A car accelerated uniformly from 18 km/h to 36 km/h in 5 sec. Calculate the distance covered by the car in that time
Answers
Answer:
37.5 m
Explanation:
According to the given question,
u = initial velocity = 18 km/h = 18×1000/3600 = 5 m/s
v = final velocity = 36 km/h = 36×1000/3600 = 10 m/s
t = time = 5 sec
s = displacement
But here displacement can be treated as distance as it's linear motion.
Thus, s = distance / displacement
We know,
- s = (u+v)/2 × t
(This is the 5th formula of accelerated motion)
Putting the values we get,
- s = (5+10)/2 × 5
- s = 15/2 × 5
- s = 75/2
- s = 37.5 m
Therefore, distance travelled by the car is 37.5 m from the given data.
Alternatively
We know,
- v = u + at
Putting the values we get,
- 10 = 5 + 5a
- 5a = 10-5
- 5a = 5
- a = 1 m/s^2
Again,
- s = ut + 1/2 at^2
Putting the values we get,
- s = 5×5 + 1/2 × 1 × 25
- s = 25 + 25/2
- s = (50+25)/2
- s = 75/2
- s = 37.5 m
Which is same as the 5th formula of motion.

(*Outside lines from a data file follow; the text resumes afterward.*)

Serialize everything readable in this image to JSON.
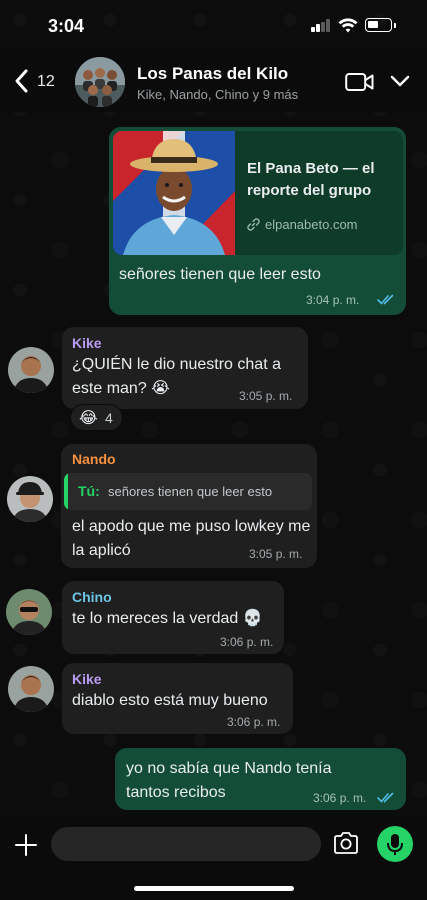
{
  "status": {
    "time": "3:04"
  },
  "header": {
    "back_count": "12",
    "group_name": "Los Panas del Kilo",
    "members": "Kike, Nando, Chino y 9 más"
  },
  "messages": [
    {
      "type": "outgoing",
      "link_title": "El Pana Beto — el reporte del grupo",
      "link_domain": "elpanabeto.com",
      "text": "señores tienen que leer esto",
      "time": "3:04 p. m."
    },
    {
      "type": "incoming",
      "sender": "Kike",
      "sender_color": "#b99cf2",
      "text": "¿QUIÉN le dio nuestro chat a este man? 😭",
      "time": "3:05 p. m.",
      "reaction_emoji": "😂",
      "reaction_count": "4"
    },
    {
      "type": "incoming",
      "sender": "Nando",
      "sender_color": "#f7913d",
      "quote_sender": "Tú:",
      "quote_text": "señores tienen que leer esto",
      "text": "el apodo que me puso lowkey me la aplicó",
      "time": "3:05 p. m."
    },
    {
      "type": "incoming",
      "sender": "Chino",
      "sender_color": "#6cc5e6",
      "text": "te lo mereces la verdad 💀",
      "time": "3:06 p. m."
    },
    {
      "type": "incoming",
      "sender": "Kike",
      "sender_color": "#b99cf2",
      "text": "diablo esto está muy bueno",
      "time": "3:06 p. m."
    },
    {
      "type": "outgoing",
      "text": "yo no sabía que Nando tenía tantos recibos",
      "time": "3:06 p. m."
    }
  ],
  "composer": {
    "placeholder": ""
  },
  "colors": {
    "outgoing_bubble": "#134d37",
    "incoming_bubble": "#1f1f1f",
    "accent": "#25d366",
    "read_ticks": "#53bdeb"
  },
  "icons": [
    "back-chevron-icon",
    "video-call-icon",
    "chevron-down-icon",
    "link-icon",
    "double-check-icon",
    "plus-icon",
    "camera-icon",
    "microphone-icon"
  ]
}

(5th formula of motion is the only formula where there is no acceleration term in it, so it's very important. And this formula is written in very few books.)
Solution:
Given:
A car accelerated uniformly from 18 km/h to 36 km/h in 5 sec.
Find:
Calculate the distance covered by the car in that time.
Calculations:
- u = initial velocity.
- v = final velocity.
- t = time.
- s = displacement.
Formula (1)
→ s = distance/displacement.
Formula (2)
→ s = (u + v)/2 × t
Adding values to equation:
→ s = (5 + 10)/2 × 5
→ s = 15/2 × 5
→ s = 75/2
→ s = 37.5
Hence, 37.5 m is the distance travelled by the car.
Alternatively :
→ v = u + at
Adding values to equation:
→ 10 = 5 + 5a
→b5a = 10 - 5
→b5a = 5
→ a = 1 m/s²
→ s = ut + 1/2 at²
Adding values to equation:
→ s = 5 × 5 + 1/2 × 1 × 25
→ s = 25 + 25/2
→ s = (50 + 25)/2
→ s = 75/2
→ s = 37.5 m
Hence, 37.5 m is the distance travelled by the car.